Direct invasion of enterocytes leading to cellular changes and cell death is one way in which SARS-CoV-2 can damage the GI tract8. However, the GI symptoms in COVID-19 are also likely to be generated by other pathophysiological mechanisms9. ACE2 mediates intestinal functions such as the renin–angiotensin–aldosterone system by stimulating intracellular signal pathways when bound. SARS-CoV-2 binding to ACE2 can dysregulate this function10,11. Furthermore, the gut microbiome is altered in COVID-19 patients which may lead to imbalance of gut homeostasis, inflammation and dysfunction12,13. Finally, the high levels of circulating pro-inflammatory mediators, and immune cell infiltration of the gut may perturb GI function and induce pathology6. The multi-faceted role of the gut in COVID-19 infection and severity has led to efforts in treating the disease through modulation of microbiota (probiotics14,15,16 and fecal microbial transplantation17,18), diet (e.g. fibre content1) and gut function itself (e.g. through regulating plasma serotonin which influences colonic peristaltic reflexes and GI transit19).
We investigated the role of the gut in affected COVID-19 patients, grouped according to mild and moderately severe disease, who were admitted to Fondazione Ca’ Grande Ospedale Maggiore Policlinico (Lombardy, Italy)20. For this pilot study we assayed commonly used plasma biomarkers of gut permeability (zonulin) and enterocyte cell death (Intestinal Fatty Acid Binding Protein / Fatty Acid Binding Protein 2, I-FABP/FABP2) as well as a range of plasma metabolites with nuclear magnetic resonance (NMR) spectroscopy21. The earliest available timepoint plasma sample (closest to date of admission) was analysed and compared to patient clinical data recorded within 3 days of the experimental sample collection. We hypothesised that circulating plasma markers of gut inflammation and damage would differ according to severity of disease and could correlate to circulating levels of metabolites as measured by NMR spectroscopy.
Results
General characteristics of the pilot study cohort
Patients were grouped based on the ultimate level of breathing support that they received. Patients receiving nasal cannula (n = 17) or VentMask (n = 1) were placed in the mild group, while those who received CPAP were grouped as moderately severe (n = 19) (Table 1). Importantly, we use the classification ‘moderately severe’ as no patients were sedated and on parenteral nutrition receiving mechanical ventilation or extracorporeal membrane oxygenation (ECMO).

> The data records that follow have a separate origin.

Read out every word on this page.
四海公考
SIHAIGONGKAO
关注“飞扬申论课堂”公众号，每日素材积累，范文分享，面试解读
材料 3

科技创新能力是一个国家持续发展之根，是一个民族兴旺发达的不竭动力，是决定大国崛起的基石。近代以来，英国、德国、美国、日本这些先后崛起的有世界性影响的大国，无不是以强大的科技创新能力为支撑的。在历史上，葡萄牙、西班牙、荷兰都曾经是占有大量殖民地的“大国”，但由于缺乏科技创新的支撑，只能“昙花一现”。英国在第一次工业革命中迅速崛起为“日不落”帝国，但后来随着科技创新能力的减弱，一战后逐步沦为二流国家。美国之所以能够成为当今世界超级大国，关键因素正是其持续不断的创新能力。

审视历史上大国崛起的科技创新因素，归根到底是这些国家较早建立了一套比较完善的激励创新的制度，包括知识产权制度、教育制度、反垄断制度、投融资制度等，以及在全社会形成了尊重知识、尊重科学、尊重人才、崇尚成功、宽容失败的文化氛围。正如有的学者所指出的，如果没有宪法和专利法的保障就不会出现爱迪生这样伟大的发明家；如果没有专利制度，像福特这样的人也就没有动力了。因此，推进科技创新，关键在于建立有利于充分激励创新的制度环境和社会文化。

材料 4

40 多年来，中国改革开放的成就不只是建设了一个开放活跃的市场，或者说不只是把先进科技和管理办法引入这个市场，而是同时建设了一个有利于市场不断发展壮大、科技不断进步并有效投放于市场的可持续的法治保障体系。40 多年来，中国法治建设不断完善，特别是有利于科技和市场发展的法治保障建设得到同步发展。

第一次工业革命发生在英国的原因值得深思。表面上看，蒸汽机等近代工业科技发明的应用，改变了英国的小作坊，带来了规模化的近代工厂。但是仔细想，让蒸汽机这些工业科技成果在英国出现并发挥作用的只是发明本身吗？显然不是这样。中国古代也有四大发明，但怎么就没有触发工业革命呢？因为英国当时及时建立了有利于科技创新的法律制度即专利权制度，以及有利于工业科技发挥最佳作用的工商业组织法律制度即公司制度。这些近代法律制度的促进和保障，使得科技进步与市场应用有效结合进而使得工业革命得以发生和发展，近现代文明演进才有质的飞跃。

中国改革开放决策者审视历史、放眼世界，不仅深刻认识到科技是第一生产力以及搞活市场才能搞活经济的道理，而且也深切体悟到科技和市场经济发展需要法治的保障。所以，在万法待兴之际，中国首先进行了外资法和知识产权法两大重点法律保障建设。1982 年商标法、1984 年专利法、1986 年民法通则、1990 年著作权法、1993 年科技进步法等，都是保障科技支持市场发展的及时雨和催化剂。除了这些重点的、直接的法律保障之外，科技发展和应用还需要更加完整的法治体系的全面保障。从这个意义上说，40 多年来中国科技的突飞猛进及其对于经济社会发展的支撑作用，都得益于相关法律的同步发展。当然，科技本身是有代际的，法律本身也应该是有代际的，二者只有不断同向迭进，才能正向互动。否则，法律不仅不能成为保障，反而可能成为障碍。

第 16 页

Within the moderately severe group, five patients (26.3%) succumbed to death. The gender and age distributions of the two groups were similar, and the only significantly different comorbidity was obesity, which was more common in the moderately severe group, though it was not possible to ascertain in all participants (Supplementary File 1).
Multiple measurements of blood cells and molecules were at significantly different levels between the two groups in line with several studies which have reported COVID-19 associated changes (Table 1 and Supplementary File 1). For example, patients with more severe COVID-19 had elevated neutrophils, C-reactive protein (CRP), procalcitonin (Pct), ferritin and fibrinogen but reduced lymphocytes compared to milder COVID-19 patients.
Gut damage marker ELISAs
Plasma zonulin levels and FABP2 levels were measured in 17 milder COVID-19 patients and 16 more severe COVID-19 patients.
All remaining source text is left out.